Czech Easter traditions

Many people around the world celebrate Easter in memory of the resurrection of Christ but with some forty percent of the Czech population atheist, most Czechs celebrate the holiday to say good-bye to Winter and welcome Spring. Most customs and traditions show that Easter has very little to do with Christianity in the Czech Republic.

Jirina Langhammerova is an ethnologist at Prague's National Museum:

"A Czech Easter will never be without eggs. The symbol of life is in an egg. The eggs are beautifully painted and decorated with various techniques and are called 'kraslice'. It comes from the old-Slavonic term 'krasny' or red, the symbol of life and fertility. Years ago, kraslice had to be red, like the colour of blood. The eggs also had to be full because an egg carrying the embryo of a little chick represents future life.

"But with so many types of decorations nowadays, people want to keep some of the most beautiful and so people started blowing out the yolk to decorate just the empty shell. However, most Czechs still stick to the tradition that when it comes to giving an egg to someone as a gift, it is not emptied and is personally coloured - then it doesn't matter whether it's as nice as those you find on the markets."

...and in the hundreds or even thousands of years in which eggs were coloured and decorated, numerous techniques have developed - eggs are decorated with straw, wax, grass pulp, fabric, bobbin lace, covered in crochet work, batik printed, and even dyed in onion skins before scraped off carefully to reveal beautiful patterns. But of course, there also are wooden eggs and eggs made of chocolate.

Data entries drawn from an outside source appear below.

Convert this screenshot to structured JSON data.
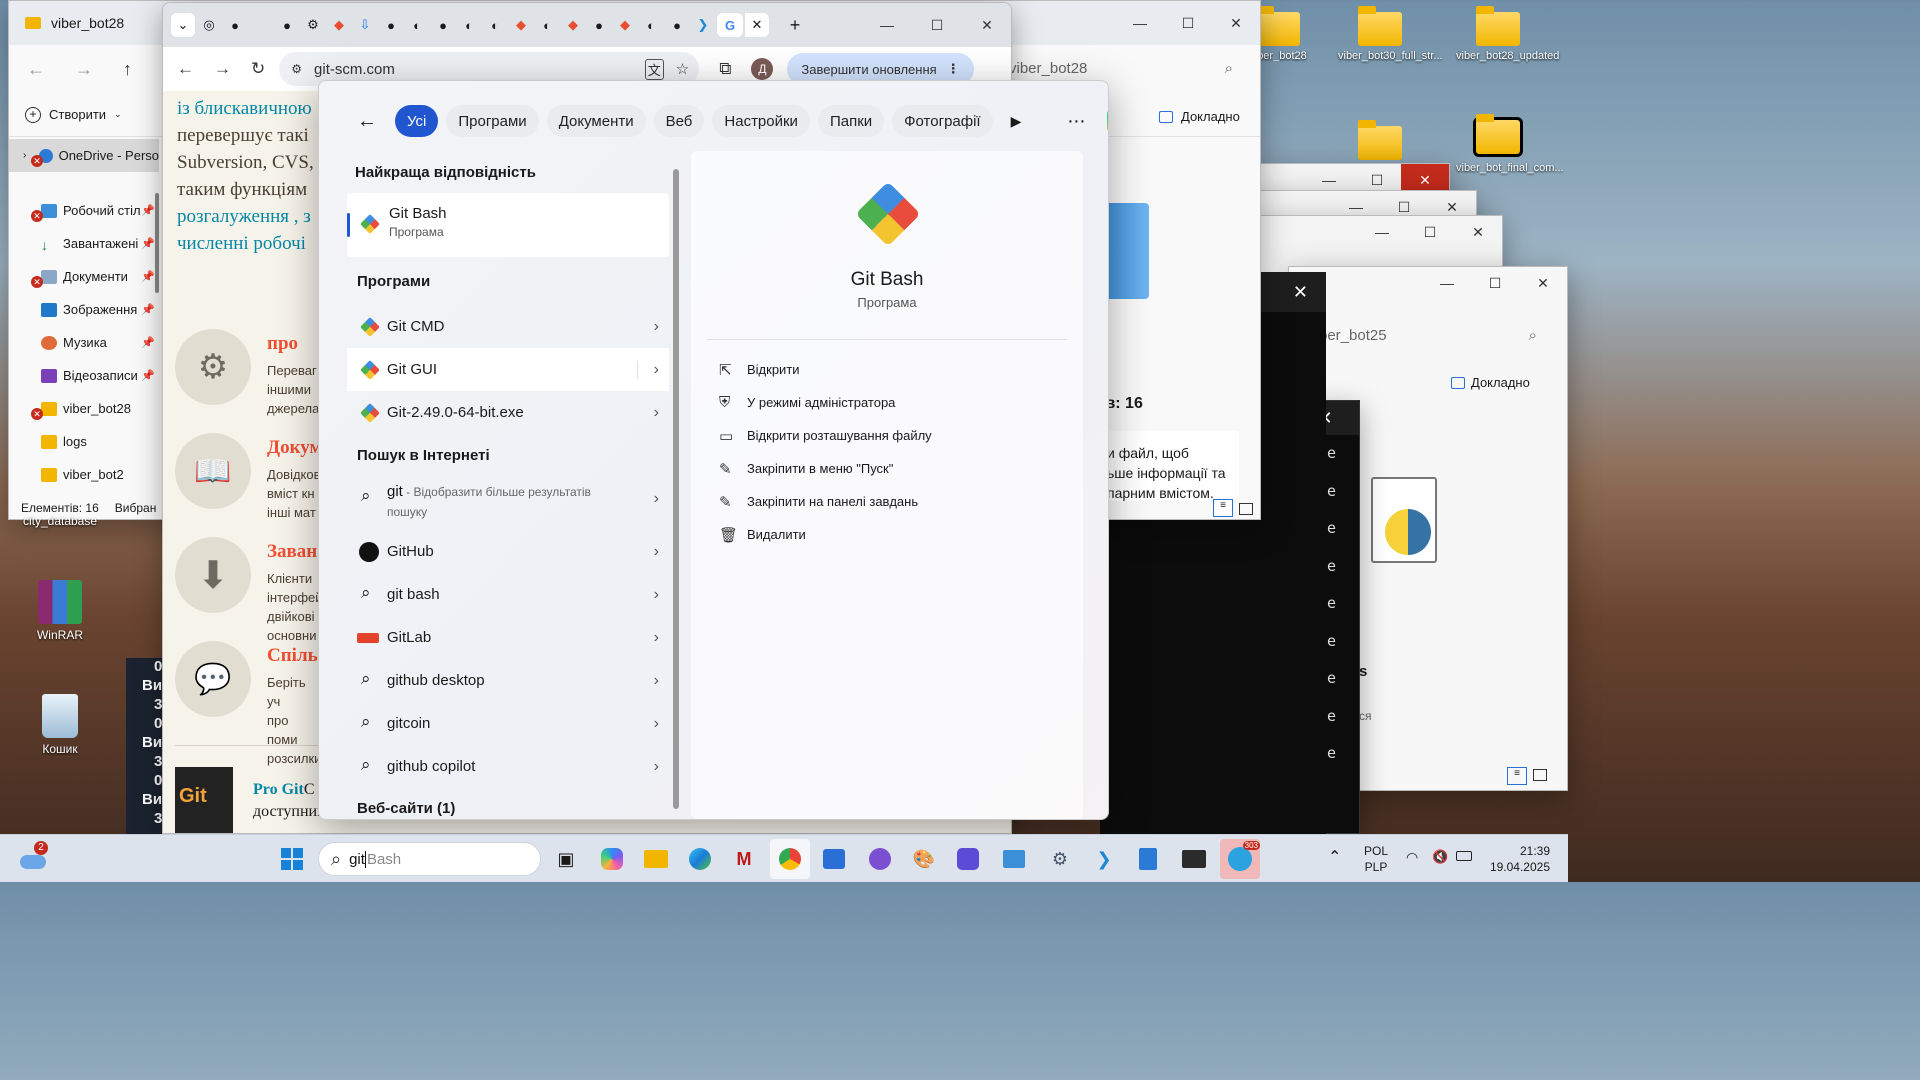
{
  "desktop": {
    "icons_right": [
      "viber_bot28",
      "viber_bot30_full_str...",
      "viber_bot28_updated",
      "",
      "viber_bot_final_com..."
    ],
    "icons_left": [
      "city_database",
      "WinRAR",
      "Кошик"
    ]
  },
  "explorer": {
    "tab_title": "viber_bot28",
    "new_button": "Створити",
    "sidebar": [
      {
        "label": "OneDrive - Perso",
        "err": true
      },
      {
        "label": "Робочий стіл",
        "err": true,
        "pin": true
      },
      {
        "label": "Завантажені",
        "err": false,
        "pin": true
      },
      {
        "label": "Документи",
        "err": true,
        "pin": true
      },
      {
        "label": "Зображення",
        "err": false,
        "pin": true
      },
      {
        "label": "Музика",
        "err": false,
        "pin": true
      },
      {
        "label": "Відеозаписи",
        "err": false,
        "pin": true
      },
      {
        "label": "viber_bot28",
        "err": true
      },
      {
        "label": "logs",
        "err": false
      },
      {
        "label": "viber_bot2",
        "err": false
      }
    ],
    "status_count": "Елементів: 16",
    "status_selected": "Вибран",
    "search_placeholder": "viber_bot28",
    "details": "Докладно",
    "items_count": "ів: 16",
    "hint": [
      "и файл, щоб",
      "ьше інформації та",
      "парним вмістом."
    ]
  },
  "explorer2": {
    "search": "per_bot25",
    "details": "Докладно",
    "text_s": "s",
    "text_sia": "ся"
  },
  "chrome": {
    "url": "git-scm.com",
    "update_button": "Завершити оновлення",
    "profile_letter": "Д",
    "page_text_lines": [
      "із блискавичною",
      "перевершує такі",
      "Subversion, CVS,",
      "таким функціям",
      "розгалуження , з",
      "численні робочі"
    ],
    "features": [
      {
        "title": "про",
        "body": [
          "Переваг",
          "іншими",
          "джерела"
        ]
      },
      {
        "title": "Докум",
        "body": [
          "Довідков",
          "вміст кн",
          "інші мат"
        ]
      },
      {
        "title": "Заван",
        "body": [
          "Клієнти",
          "інтерфей",
          "двійкові",
          "основни"
        ]
      },
      {
        "title": "Спіль",
        "body": [
          "Беріть уч",
          "про поми",
          "розсилки"
        ]
      }
    ],
    "progit": "Pro Git",
    "progit_rest": "C",
    "progit_line2": "доступний"
  },
  "search": {
    "filters": [
      "Усі",
      "Програми",
      "Документи",
      "Веб",
      "Настройки",
      "Папки",
      "Фотографії"
    ],
    "best_match_heading": "Найкраща відповідність",
    "best": {
      "name": "Git Bash",
      "type": "Програма"
    },
    "apps_heading": "Програми",
    "apps": [
      "Git CMD",
      "Git GUI",
      "Git-2.49.0-64-bit.exe"
    ],
    "web_heading": "Пошук в Інтернеті",
    "web": [
      {
        "term": "git",
        "sub": " - Відобразити більше результатів",
        "sub2": "пошуку",
        "icon": "search-icon"
      },
      {
        "term": "GitHub",
        "icon": "github-icon"
      },
      {
        "term": "git bash",
        "icon": "search-icon"
      },
      {
        "term": "GitLab",
        "icon": "gitlab-icon"
      },
      {
        "term": "github desktop",
        "icon": "search-icon"
      },
      {
        "term": "gitcoin",
        "icon": "search-icon"
      },
      {
        "term": "github copilot",
        "icon": "search-icon"
      }
    ],
    "sites_heading": "Веб-сайти (1)",
    "detail": {
      "name": "Git Bash",
      "type": "Програма",
      "actions": [
        "Відкрити",
        "У режимі адміністратора",
        "Відкрити розташування файлу",
        "Закріпити в меню \"Пуск\"",
        "Закріпити на панелі завдань",
        "Видалити"
      ]
    }
  },
  "terminal": {
    "letters": [
      "e",
      "e",
      "e",
      "e",
      "e",
      "e",
      "e",
      "e",
      "e"
    ]
  },
  "checkbox_list": [
    "0",
    "Ви",
    "3",
    "0",
    "Ви",
    "3",
    "0",
    "Ви",
    "3"
  ],
  "taskbar": {
    "weather_badge": "2",
    "search_typed": "git",
    "search_suggest": "Bash",
    "telegram_badge": "303",
    "lang1": "POL",
    "lang2": "PLP",
    "time": "21:39",
    "date": "19.04.2025"
  }
}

One prime example of a pagan Czech Easter celebration is the "pomlazka". Farmers used to believe that a strong whipping after the winter period guaranteed health, prosperity, and most importantly a good harvest. This tradition remains to this day, although slightly modified. It is only the women who are given a good spanking with whips made of willow twigs, decorated with colourful ribbons (as if a little bit of decoration would help to ease the pain!). It is mainly younger boys who go from door to door, hoping to thrash a few girls to get some eggs in return, while singing traditional Easter carols.

Photo: archive of Radio Prague
The whipping or "pomlazka" is to get rid of all the bad things that had accumulated during the winter and bring the vitality back in the ladies, as well as ensure beauty and, of course, fertility. Andrea Fajkusova comes from northern Moravia, where this tradition is still very much alive today:

"I love the Easter holidays in general but I never enjoyed Easter Monday. All the preparations that precede that day were fun - decorating our home, painting eggs, baking the special Easter bun or the Easter lamb... but then came Easter Monday to ruin it all. I always tried to hide but somehow they always found me. Where I'm from, the boys not just run around to whip you and get an egg or if they are older a shot of home-made brandy - as they do in Bohemia - they come and throw you in a stream, or put your head under a water pipe to be sure to give you a good shower... and NOT just once.

"It's only when you're in a town that you're lucky there's no stream around and the worst they can do is give you a shower in your own bathroom. But as if that weren't enough, they spray you with perfume, too!"

Well, Andrea hoped to be spared this year. But I'm afraid no woman, no matter what age, is safe on Easter Monday. Let's just hope that the spring is really back in full swing in northern Moravia, so poor Andrea won't catch a cold!